The judgment is erroneous. The present defendants were not before the court, when final judgment was pronounced in the case wherein the injunction issued, and nothing was decided as to them.

Defendants argue that the question of damages having been put at issue by the pleadings, and a general judgment having-been rendered without any reservation as to the plaintiff’s rights, the judgment covers all the issues raised in the pleadings. But in this case the principal on the bond is not sued, and in the other case the sureties were not properly before the court.

But they contend that they must be considered as having been before the court and parties to the judgment. They rely in support of their position upon the 304th article of the Code of Practice, which declares that “ on the trial of the injunction the surety on the bond shall be considered asa party plaintiff in the suit, and in case the injunction be dissolved, the court in the same judgment shall condemn the plaintiff and surety, jointly and severally, to pay to the defendant interest at the rate of ten per cent on the amount of the judgment, and not more than twenty per cent as damages, unless damages to a greater amount be proved.”

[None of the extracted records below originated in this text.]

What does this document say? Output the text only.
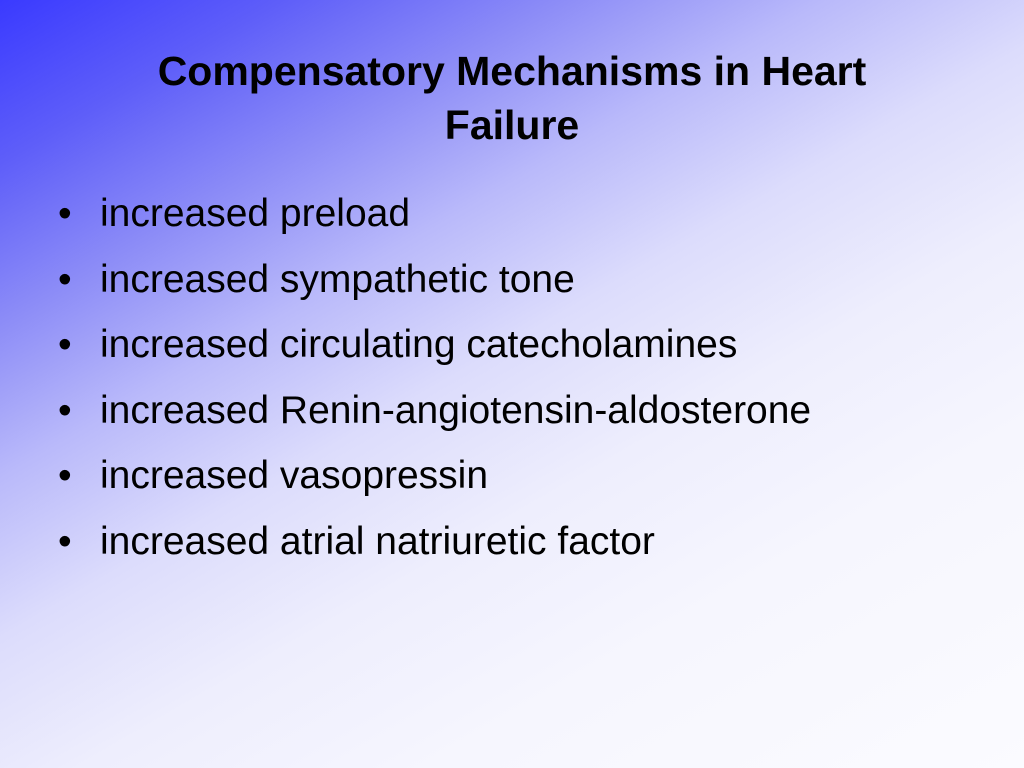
Compensatory Mechanisms in Heart Failure
• increased preload
• increased sympathetic tone
• increased circulating catecholamines
• increased Renin-angiotensin-aldosterone
• increased vasopressin
• increased atrial natriuretic factor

The article relied on relates to injunctions which arrest a judgment.

In Borie vs. Borie, 5 La. 87, the court said : “ The judge erred in allowing special damages to the defendants against the plaintiff and her surety ; no law authorizes such a decree in this case ; the surety was not in court; the court could not sentence her, neither for damages, nor for costs; if the defendants suffered damages, admitting that the injunction was wrongfully sued out, they could not be recovered, but by a distinct and separate action on the bond.” The same doctrine has been repeatedly held. 9 An.' 303 ; 11 An. 92, 524, 525.

The defendants urge that, when a plaintiff in injunction partially succeeds, and where the equitable remedy of injunction has not been palpably abused, damages will not be allowed, and that, inasmuch as the plaintiff in injunction had judgment in his favor, damages can not be awarded against the sureties on his injunction bond. On the merits, this would probably be a good defense, but the merits are not before us. We have only to decide whether or not the plea of res judicata was well taken. We think it was not.

Defendants also pleaded the prescription of three years. The point was not urged in argument or in the brief, and we conclude that it was .abandoned. At all events, it is not tenable. The action is not one *818arising ex delicto, but is upon a bond. Actions upon bonds are not prescribed in three years.

It is therefore ordered, adjudged, and decreed that the judgment of the district court be avoided, annulled, and reversed, and that the case-be remanded to be proceeded in according to law, appellees to pay costs, of appeal.